Wow, they had me going there for a minute.
Actually, this is very good work, but like a lot of people the author of this piece was really confused about how trademarks work and who benefits from them — entirely appropriate confusion here.
The good news is that the piece was actually lifted, as the website it’s on acknowledges, from this Wikipedia entry, which I am not surprised to see has been corrected to read simply, and accurately, “The Coca-Cola product placement elements were removed when the company ceased being the sole sponsor . . .” (The article also raises some questions about the seemingly simple story line regarding how and why the special was cut, incidentally.)
So clearly the version you can see on free TV today of “A Charlie Brown Christmas” isn’t quite The Real Thing. But what’s the upshot here?
As the article points out, if hadn’t been for Coke, motivated by its evil capitalist designs on Mr. America’s tooth enamel, waistline and pancreas, and CBS, motivated by factors that to this day are not well understood by science, the then revolutionary, and ultimately wildly successful, institution of Charlie Brown TV “specials” might never have happened. As it was, at its debut broadcast in 1965 half the TV’s in the country tuned in to watch, and the program has warmed hearts, kept the rotten beasts quiet and sitting down for half and hour and resulted in a lot more economic stimulus than many things that go by the same name — notwithstanding our kvetching about what was cut from it later, and why — for just about my whole lifetime.
So are we really so happy about the death of old-model media business models and the corporate patronage that made these beloved specials possible? Yes, we are. Those days are over, and a quick look at the back of any cereal box or soda-pop can in your pantry demonstrates just how much we can count on corporate America to lead, rather than follow, on popular culture. It’s not 1965, it’s 2009; Charlie Brown is not The Simpsons (or whatever you youngsters are watching these days); and it’s a real question whether Coke is even Coke any more.

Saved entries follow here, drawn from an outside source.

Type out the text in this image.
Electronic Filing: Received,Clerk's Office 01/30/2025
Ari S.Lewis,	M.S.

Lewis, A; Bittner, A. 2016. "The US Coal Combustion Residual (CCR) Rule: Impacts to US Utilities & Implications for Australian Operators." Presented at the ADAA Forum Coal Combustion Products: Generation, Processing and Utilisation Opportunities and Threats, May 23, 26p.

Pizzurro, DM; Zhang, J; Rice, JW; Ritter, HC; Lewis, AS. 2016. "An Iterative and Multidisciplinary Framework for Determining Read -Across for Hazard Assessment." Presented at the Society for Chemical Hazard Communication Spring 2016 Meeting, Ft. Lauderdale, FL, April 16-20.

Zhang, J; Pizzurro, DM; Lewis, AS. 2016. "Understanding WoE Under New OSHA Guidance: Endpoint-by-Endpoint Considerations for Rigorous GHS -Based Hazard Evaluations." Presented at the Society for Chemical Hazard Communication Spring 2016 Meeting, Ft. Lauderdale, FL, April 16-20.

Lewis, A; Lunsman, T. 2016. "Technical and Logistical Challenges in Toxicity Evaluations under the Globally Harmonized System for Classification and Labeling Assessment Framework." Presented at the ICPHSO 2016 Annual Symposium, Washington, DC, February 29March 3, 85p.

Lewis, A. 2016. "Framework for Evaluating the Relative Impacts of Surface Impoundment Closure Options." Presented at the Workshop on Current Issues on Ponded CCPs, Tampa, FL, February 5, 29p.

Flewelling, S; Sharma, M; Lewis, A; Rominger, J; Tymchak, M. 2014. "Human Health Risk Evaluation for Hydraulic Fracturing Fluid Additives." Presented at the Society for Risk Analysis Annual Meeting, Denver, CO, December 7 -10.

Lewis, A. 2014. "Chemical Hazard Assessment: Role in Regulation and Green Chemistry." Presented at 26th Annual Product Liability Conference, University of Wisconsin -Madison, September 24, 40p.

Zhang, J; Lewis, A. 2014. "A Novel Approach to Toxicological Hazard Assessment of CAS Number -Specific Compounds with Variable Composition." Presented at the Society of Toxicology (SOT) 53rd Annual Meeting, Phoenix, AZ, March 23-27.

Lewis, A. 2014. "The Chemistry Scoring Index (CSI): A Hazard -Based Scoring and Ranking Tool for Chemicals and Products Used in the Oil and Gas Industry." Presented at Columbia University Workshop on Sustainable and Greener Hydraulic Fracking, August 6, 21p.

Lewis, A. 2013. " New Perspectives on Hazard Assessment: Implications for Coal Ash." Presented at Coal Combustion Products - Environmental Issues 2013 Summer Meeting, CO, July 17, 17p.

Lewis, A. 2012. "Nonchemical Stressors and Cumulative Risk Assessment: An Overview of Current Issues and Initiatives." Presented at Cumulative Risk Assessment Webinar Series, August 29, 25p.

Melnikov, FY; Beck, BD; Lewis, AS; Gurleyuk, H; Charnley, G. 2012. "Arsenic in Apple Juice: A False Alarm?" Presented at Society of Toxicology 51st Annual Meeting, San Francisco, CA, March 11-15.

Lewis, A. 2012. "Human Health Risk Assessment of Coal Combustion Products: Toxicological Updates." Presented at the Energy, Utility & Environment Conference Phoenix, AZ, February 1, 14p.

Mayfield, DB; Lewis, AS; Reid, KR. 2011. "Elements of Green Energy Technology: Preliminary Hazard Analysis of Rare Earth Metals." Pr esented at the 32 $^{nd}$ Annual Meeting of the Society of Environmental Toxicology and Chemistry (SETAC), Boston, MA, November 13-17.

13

And Christmas… what about Christmas, Charlie Brown? According to the same Wikipedia article, and as told elsewhere, Schulz resisted CBS’s discomfort with having Linus actually read passages from Scripture in the program, arguing, “”If we don’t tell the true meaning of Christmas, who will?”
Well, that is not for me to say. When it comes to Christmas — well, a man has to know his limitations.